A wheel gauge is definitely worth having. I’ve seen this happen with rolling stock before, and after swapping out the wheel sets the problem vanished. I’m pretty sure you’ve got the problem identified. There’s no other logical explanation other than a wheel set being out of specs. Does the loco do the same thing in reverse. If so, you’ll have to replace both front and back. Good luck!!

Yes, they do move freely.

And yes, i need to definitely invest in a wheel gauge. Getting one very soon.

Information you are looking for is here:

1 Like

If it is “DCC Ready” it means it came from the factory with no decoder, and a DC “dummy plug” plugged into it. Period. They don’t sell “DCC Ready” engines without a dummy plug…and they don’t sell “DCC Ready” engines with a DCC decoder installed. Is this a truly “new” engine, or second-hand? It could be it came DCC Ready and the previous owner removed the dummy plug and installed a decoder.

If it has a ESU decoder in it, the Loksound sound version will act the way you describe when running on DC. It will take almost all the power your DC controller has to get it to move, because the sound takes up so much power. Does the engine make sounds? If not, it could be the speaker has a loose wire or something, rendering it silent.

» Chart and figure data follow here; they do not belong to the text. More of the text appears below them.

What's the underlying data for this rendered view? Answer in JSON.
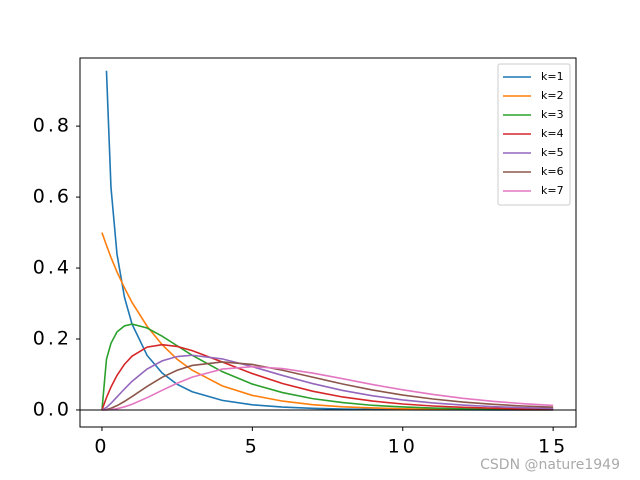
{
  "chart_data": {
    "type": "line",
    "x": [
      0,
      0.15,
      0.3,
      0.5,
      0.75,
      1,
      1.5,
      2,
      2.5,
      3,
      4,
      5,
      6,
      7,
      8,
      9,
      10,
      11,
      12,
      13,
      14,
      15
    ],
    "series": [
      {
        "name": "k=1",
        "color": "#1f77b4",
        "values": [
          null,
          0.956,
          0.627,
          0.439,
          0.317,
          0.242,
          0.154,
          0.104,
          0.0723,
          0.0514,
          0.027,
          0.0146,
          0.0081,
          0.0046,
          0.0026,
          0.0015,
          0.0009,
          0.0005,
          0.0003,
          0.0002,
          0.0001,
          0.0001
        ]
      },
      {
        "name": "k=2",
        "color": "#ff7f0e",
        "values": [
          0.5,
          0.464,
          0.43,
          0.389,
          0.344,
          0.303,
          0.236,
          0.184,
          0.143,
          0.112,
          0.068,
          0.041,
          0.025,
          0.015,
          0.009,
          0.0056,
          0.0034,
          0.002,
          0.0012,
          0.0008,
          0.0005,
          0.0003
        ]
      },
      {
        "name": "k=3",
        "color": "#2ca02c",
        "values": [
          0,
          0.143,
          0.188,
          0.22,
          0.237,
          0.242,
          0.231,
          0.208,
          0.181,
          0.154,
          0.108,
          0.073,
          0.049,
          0.032,
          0.021,
          0.013,
          0.0085,
          0.0054,
          0.0034,
          0.0022,
          0.0014,
          0.0009
        ]
      },
      {
        "name": "k=4",
        "color": "#d62728",
        "values": [
          0,
          0.0348,
          0.0646,
          0.0974,
          0.1289,
          0.1516,
          0.1772,
          0.1839,
          0.1791,
          0.1673,
          0.1353,
          0.1026,
          0.0747,
          0.0529,
          0.0366,
          0.025,
          0.0168,
          0.0112,
          0.0074,
          0.0049,
          0.0032,
          0.0021
        ]
      },
      {
        "name": "k=5",
        "color": "#9467bd",
        "values": [
          0,
          0.0072,
          0.0188,
          0.0366,
          0.0594,
          0.0807,
          0.1154,
          0.1384,
          0.1506,
          0.1542,
          0.1439,
          0.1221,
          0.0973,
          0.0744,
          0.0551,
          0.0399,
          0.0283,
          0.0198,
          0.0137,
          0.0094,
          0.0064,
          0.0043
        ]
      },
      {
        "name": "k=6",
        "color": "#8c564b",
        "values": [
          0,
          0.0013,
          0.0048,
          0.0122,
          0.0242,
          0.0379,
          0.0664,
          0.092,
          0.1119,
          0.1255,
          0.1353,
          0.1283,
          0.112,
          0.0925,
          0.0732,
          0.0562,
          0.0421,
          0.0309,
          0.0223,
          0.0158,
          0.0112,
          0.0078
        ]
      },
      {
        "name": "k=7",
        "color": "#e377c2",
        "values": [
          0,
          0.0002,
          0.0011,
          0.0037,
          0.0089,
          0.0161,
          0.0346,
          0.0554,
          0.0753,
          0.0925,
          0.1152,
          0.1221,
          0.1168,
          0.1041,
          0.0881,
          0.0717,
          0.0567,
          0.0437,
          0.0329,
          0.0243,
          0.0178,
          0.0128
        ]
      }
    ],
    "xlim": [
      -0.73,
      15.76
    ],
    "xticks": [
      0,
      5,
      10,
      15
    ],
    "ylim": [
      -0.048,
      0.992
    ],
    "yticks": [
      {
        "value": 0,
        "label": "0.0"
      },
      {
        "value": 0.2,
        "label": "0.2"
      },
      {
        "value": 0.4,
        "label": "0.4"
      },
      {
        "value": 0.6,
        "label": "0.6"
      },
      {
        "value": 0.8,
        "label": "0.8"
      }
    ],
    "axhline": 0,
    "legend": "upper right",
    "watermark": "CSDN @nature1949"
  }
}
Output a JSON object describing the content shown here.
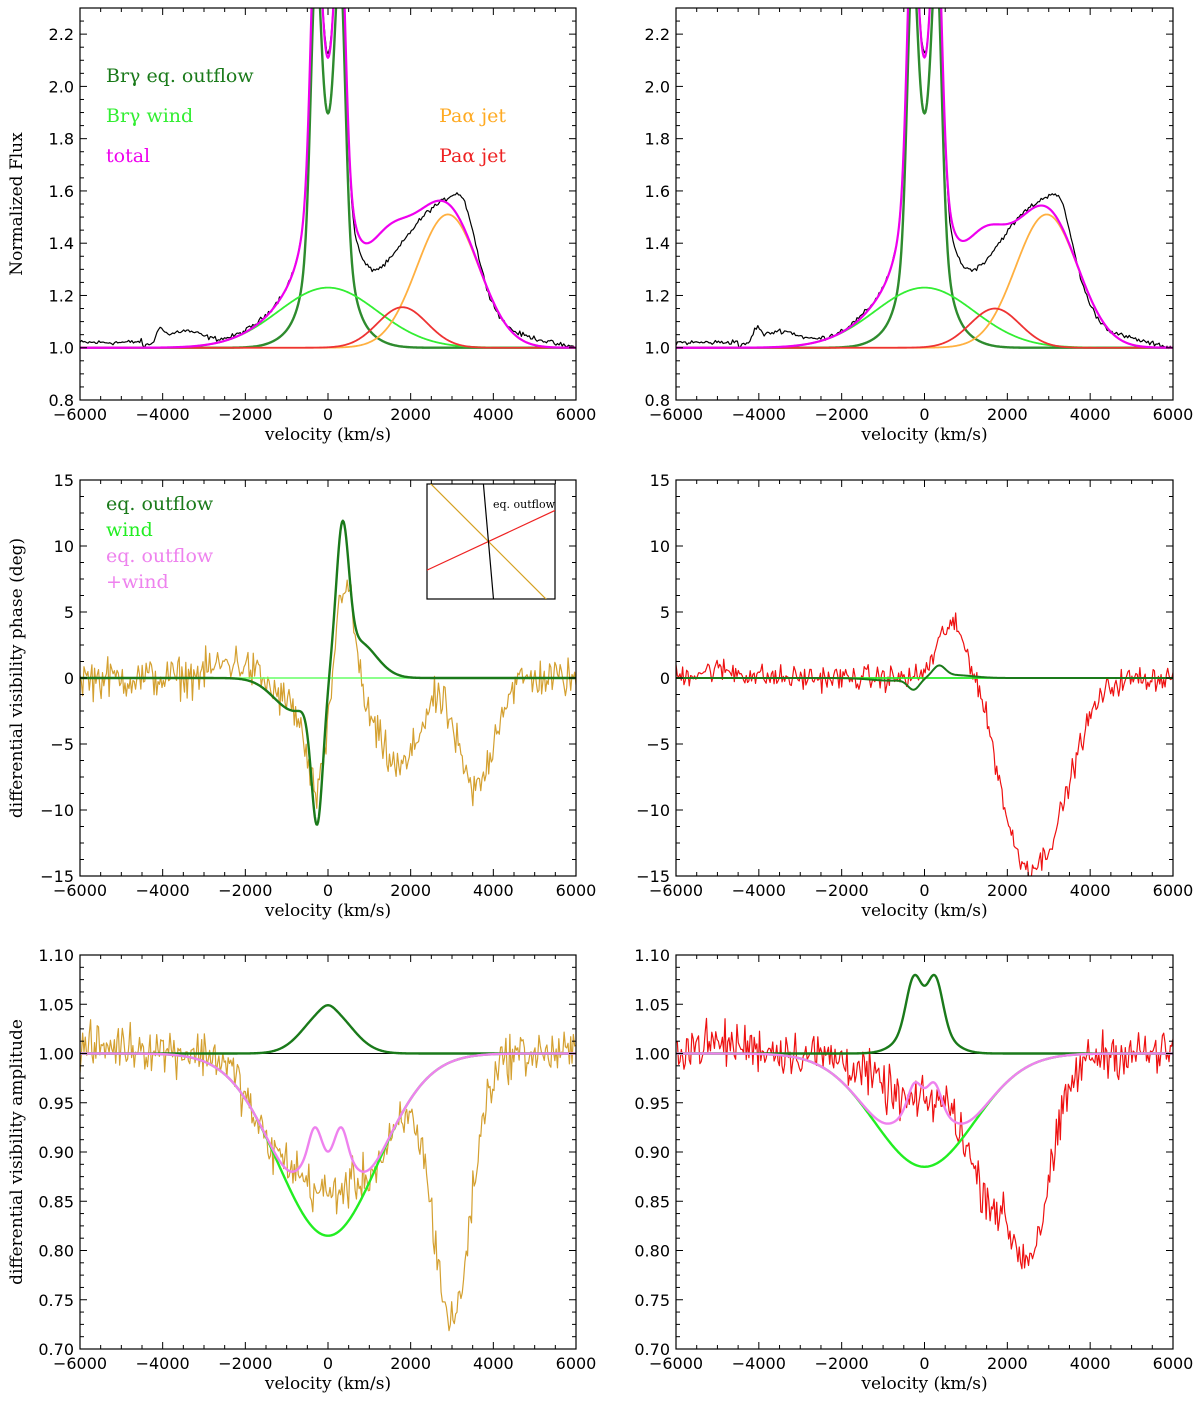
{
  "chart_data": [
    {
      "id": "p1",
      "type": "line",
      "panel": "top-left",
      "xlabel": "velocity (km/s)",
      "ylabel": "Normalized Flux",
      "xlim": [
        -6000,
        6000
      ],
      "ylim": [
        0.8,
        2.3
      ],
      "xticks": [
        -6000,
        -4000,
        -2000,
        0,
        2000,
        4000,
        6000
      ],
      "xtick_labels": [
        "−6000",
        "−4000",
        "−2000",
        "0",
        "2000",
        "4000",
        "6000"
      ],
      "yticks": [
        0.8,
        1.0,
        1.2,
        1.4,
        1.6,
        1.8,
        2.0,
        2.2
      ],
      "ytick_labels": [
        "0.8",
        "1.0",
        "1.2",
        "1.4",
        "1.6",
        "1.8",
        "2.0",
        "2.2"
      ],
      "legend": [
        {
          "text": "Brγ eq. outflow",
          "color": "#1a7a1a",
          "position": "top-left",
          "row": 0
        },
        {
          "text": "Brγ wind",
          "color": "#33ee33",
          "position": "top-left",
          "row": 1
        },
        {
          "text": "total",
          "color": "#ee00ee",
          "position": "top-left",
          "row": 2
        },
        {
          "text": "Paα jet",
          "color": "#ffaa22",
          "position": "top-right",
          "row": 1
        },
        {
          "text": "Paα jet",
          "color": "#ee2222",
          "position": "top-right",
          "row": 2
        }
      ],
      "series": [
        {
          "name": "observed",
          "color": "#000000",
          "width": 1.2,
          "model": {
            "kind": "observed",
            "variant": 1
          }
        },
        {
          "name": "Brγ eq. outflow",
          "color": "#2e8b2e",
          "width": 2.4,
          "model": {
            "kind": "eqflux"
          }
        },
        {
          "name": "Brγ wind",
          "color": "#33ee33",
          "width": 1.8,
          "model": {
            "kind": "gauss",
            "base": 1,
            "amp": 0.23,
            "mu": 0,
            "sigma": 1200
          }
        },
        {
          "name": "Paα jet (orange)",
          "color": "#ffb040",
          "width": 1.8,
          "model": {
            "kind": "gauss",
            "base": 1,
            "amp": 0.51,
            "mu": 2900,
            "sigma": 750
          }
        },
        {
          "name": "Paα jet (red)",
          "color": "#ee3333",
          "width": 1.8,
          "model": {
            "kind": "gauss",
            "base": 1,
            "amp": 0.155,
            "mu": 1800,
            "sigma": 600
          }
        },
        {
          "name": "total",
          "color": "#ee00ee",
          "width": 2.2,
          "model": {
            "kind": "total"
          }
        }
      ]
    },
    {
      "id": "p2",
      "type": "line",
      "panel": "top-right",
      "xlabel": "velocity (km/s)",
      "ylabel": "",
      "xlim": [
        -6000,
        6000
      ],
      "ylim": [
        0.8,
        2.3
      ],
      "xticks": [
        -6000,
        -4000,
        -2000,
        0,
        2000,
        4000,
        6000
      ],
      "xtick_labels": [
        "−6000",
        "−4000",
        "−2000",
        "0",
        "2000",
        "4000",
        "6000"
      ],
      "yticks": [
        0.8,
        1.0,
        1.2,
        1.4,
        1.6,
        1.8,
        2.0,
        2.2
      ],
      "ytick_labels": [
        "0.8",
        "1.0",
        "1.2",
        "1.4",
        "1.6",
        "1.8",
        "2.0",
        "2.2"
      ],
      "legend": [],
      "series": [
        {
          "name": "observed",
          "color": "#000000",
          "width": 1.2,
          "model": {
            "kind": "observed",
            "variant": 2
          }
        },
        {
          "name": "Brγ eq. outflow",
          "color": "#2e8b2e",
          "width": 2.4,
          "model": {
            "kind": "eqflux"
          }
        },
        {
          "name": "Brγ wind",
          "color": "#33ee33",
          "width": 1.8,
          "model": {
            "kind": "gauss",
            "base": 1,
            "amp": 0.23,
            "mu": 0,
            "sigma": 1200
          }
        },
        {
          "name": "Paα jet (orange)",
          "color": "#ffb040",
          "width": 1.8,
          "model": {
            "kind": "gauss",
            "base": 1,
            "amp": 0.51,
            "mu": 2950,
            "sigma": 750
          }
        },
        {
          "name": "Paα jet (red)",
          "color": "#ee3333",
          "width": 1.8,
          "model": {
            "kind": "gauss",
            "base": 1,
            "amp": 0.15,
            "mu": 1700,
            "sigma": 600
          }
        },
        {
          "name": "total",
          "color": "#ee00ee",
          "width": 2.2,
          "model": {
            "kind": "total"
          }
        }
      ]
    },
    {
      "id": "p3",
      "type": "line",
      "panel": "middle-left",
      "xlabel": "velocity (km/s)",
      "ylabel": "differential visibility phase (deg)",
      "xlim": [
        -6000,
        6000
      ],
      "ylim": [
        -15,
        15
      ],
      "xticks": [
        -6000,
        -4000,
        -2000,
        0,
        2000,
        4000,
        6000
      ],
      "xtick_labels": [
        "−6000",
        "−4000",
        "−2000",
        "0",
        "2000",
        "4000",
        "6000"
      ],
      "yticks": [
        -15,
        -10,
        -5,
        0,
        5,
        10,
        15
      ],
      "ytick_labels": [
        "−15",
        "−10",
        "−5",
        "0",
        "5",
        "10",
        "15"
      ],
      "legend": [
        {
          "text": "eq. outflow",
          "color": "#1a7a1a",
          "position": "top-left",
          "row": 0
        },
        {
          "text": "wind",
          "color": "#22ee22",
          "position": "top-left",
          "row": 1
        },
        {
          "text": "eq. outflow",
          "color": "#ee82ee",
          "position": "top-left",
          "row": 2
        },
        {
          "text": "+wind",
          "color": "#ee82ee",
          "position": "top-left",
          "row": 3
        }
      ],
      "inset": {
        "label": "eq. outflow",
        "lines": [
          {
            "name": "orange baseline",
            "color": "#d4a020",
            "angle_deg": -45
          },
          {
            "name": "red baseline",
            "color": "#ee2222",
            "angle_deg": 25
          },
          {
            "name": "eq. outflow axis",
            "color": "#000000",
            "angle_deg": -85
          }
        ]
      },
      "series": [
        {
          "name": "observed phase",
          "color": "#d4a030",
          "width": 1.2,
          "model": {
            "kind": "phase_obs",
            "variant": "orange"
          }
        },
        {
          "name": "wind",
          "color": "#66ff66",
          "width": 1.4,
          "model": {
            "kind": "const",
            "value": 0
          }
        },
        {
          "name": "eq. outflow",
          "color": "#1a7a1a",
          "width": 2.4,
          "model": {
            "kind": "phase_eq",
            "scale": 1
          }
        }
      ]
    },
    {
      "id": "p4",
      "type": "line",
      "panel": "middle-right",
      "xlabel": "velocity (km/s)",
      "ylabel": "",
      "xlim": [
        -6000,
        6000
      ],
      "ylim": [
        -15,
        15
      ],
      "xticks": [
        -6000,
        -4000,
        -2000,
        0,
        2000,
        4000,
        6000
      ],
      "xtick_labels": [
        "−6000",
        "−4000",
        "−2000",
        "0",
        "2000",
        "4000",
        "6000"
      ],
      "yticks": [
        -15,
        -10,
        -5,
        0,
        5,
        10,
        15
      ],
      "ytick_labels": [
        "−15",
        "−10",
        "−5",
        "0",
        "5",
        "10",
        "15"
      ],
      "legend": [],
      "series": [
        {
          "name": "observed phase",
          "color": "#ee1111",
          "width": 1.2,
          "model": {
            "kind": "phase_obs",
            "variant": "red"
          }
        },
        {
          "name": "wind",
          "color": "#22ee22",
          "width": 1.8,
          "model": {
            "kind": "const",
            "value": 0
          }
        },
        {
          "name": "eq. outflow",
          "color": "#1a7a1a",
          "width": 2.0,
          "model": {
            "kind": "phase_eq",
            "scale": 0.08
          }
        }
      ]
    },
    {
      "id": "p5",
      "type": "line",
      "panel": "bottom-left",
      "xlabel": "velocity (km/s)",
      "ylabel": "differential visibility amplitude",
      "xlim": [
        -6000,
        6000
      ],
      "ylim": [
        0.7,
        1.1
      ],
      "xticks": [
        -6000,
        -4000,
        -2000,
        0,
        2000,
        4000,
        6000
      ],
      "xtick_labels": [
        "−6000",
        "−4000",
        "−2000",
        "0",
        "2000",
        "4000",
        "6000"
      ],
      "yticks": [
        0.7,
        0.75,
        0.8,
        0.85,
        0.9,
        0.95,
        1.0,
        1.05,
        1.1
      ],
      "ytick_labels": [
        "0.70",
        "0.75",
        "0.80",
        "0.85",
        "0.90",
        "0.95",
        "1.00",
        "1.05",
        "1.10"
      ],
      "legend": [],
      "series": [
        {
          "name": "observed amplitude",
          "color": "#d4a030",
          "width": 1.2,
          "model": {
            "kind": "amp_obs",
            "variant": "orange"
          }
        },
        {
          "name": "reference",
          "color": "#000000",
          "width": 1.0,
          "model": {
            "kind": "const",
            "value": 1
          }
        },
        {
          "name": "eq. outflow",
          "color": "#1a7a1a",
          "width": 2.4,
          "model": {
            "kind": "amp_eq",
            "variant": "single"
          }
        },
        {
          "name": "wind",
          "color": "#22ee22",
          "width": 2.4,
          "model": {
            "kind": "gauss",
            "base": 1,
            "amp": -0.185,
            "mu": 0,
            "sigma": 1200
          }
        },
        {
          "name": "eq. outflow +wind",
          "color": "#ee82ee",
          "width": 2.4,
          "model": {
            "kind": "amp_comb",
            "variant": "orange"
          }
        }
      ]
    },
    {
      "id": "p6",
      "type": "line",
      "panel": "bottom-right",
      "xlabel": "velocity (km/s)",
      "ylabel": "",
      "xlim": [
        -6000,
        6000
      ],
      "ylim": [
        0.7,
        1.1
      ],
      "xticks": [
        -6000,
        -4000,
        -2000,
        0,
        2000,
        4000,
        6000
      ],
      "xtick_labels": [
        "−6000",
        "−4000",
        "−2000",
        "0",
        "2000",
        "4000",
        "6000"
      ],
      "yticks": [
        0.7,
        0.75,
        0.8,
        0.85,
        0.9,
        0.95,
        1.0,
        1.05,
        1.1
      ],
      "ytick_labels": [
        "0.70",
        "0.75",
        "0.80",
        "0.85",
        "0.90",
        "0.95",
        "1.00",
        "1.05",
        "1.10"
      ],
      "legend": [],
      "series": [
        {
          "name": "observed amplitude",
          "color": "#ee1111",
          "width": 1.2,
          "model": {
            "kind": "amp_obs",
            "variant": "red"
          }
        },
        {
          "name": "reference",
          "color": "#000000",
          "width": 1.0,
          "model": {
            "kind": "const",
            "value": 1
          }
        },
        {
          "name": "eq. outflow",
          "color": "#1a7a1a",
          "width": 2.4,
          "model": {
            "kind": "amp_eq",
            "variant": "double"
          }
        },
        {
          "name": "wind",
          "color": "#22ee22",
          "width": 2.4,
          "model": {
            "kind": "gauss",
            "base": 1,
            "amp": -0.115,
            "mu": 0,
            "sigma": 1200
          }
        },
        {
          "name": "eq. outflow +wind",
          "color": "#ee82ee",
          "width": 2.4,
          "model": {
            "kind": "amp_comb",
            "variant": "red"
          }
        }
      ]
    }
  ]
}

If it is a non-sound decoder, it could be one of the speed CVs has been mis-set somehow. It would affect how it runs on DC also.

Maybe find a friend, local club, or local hobby shop that can test the engine on DCC and see what is going on.

Here is what it says on the outside of the box and user guide inside. I currently don’t plan to go DCC right now, but eventually will. I was just figuring that with the DCC equipped locomotives I’ve bought already in the past, (that worked on my DC only track), this would do the same. Again, this is the first time I’ve purchased anything from this company.


Thanks Maxman!

MikeK –

If you get a 21 pin “dummy plug” to convert to DC-only, be careful when you “pull” the existing 21 pin decoder up from the light board. Otherwise, you could bend the pins out of shape.

You want to exert very even upward pull on both sides. I’ve found a small screwdriver shaft placed underneath will help lift it off evenly.

Ok, I sure will. Thanks for the heads-up!

Just so you are aware, the ability for DCC locomotives to function on DC tracks was not always possible. It seems like just in the last 10-15 years has that become more common. And functionally, it’s not something I would depend on.

Engines equipped with non-sound decoders also run slow in DC mode. I would get the plug.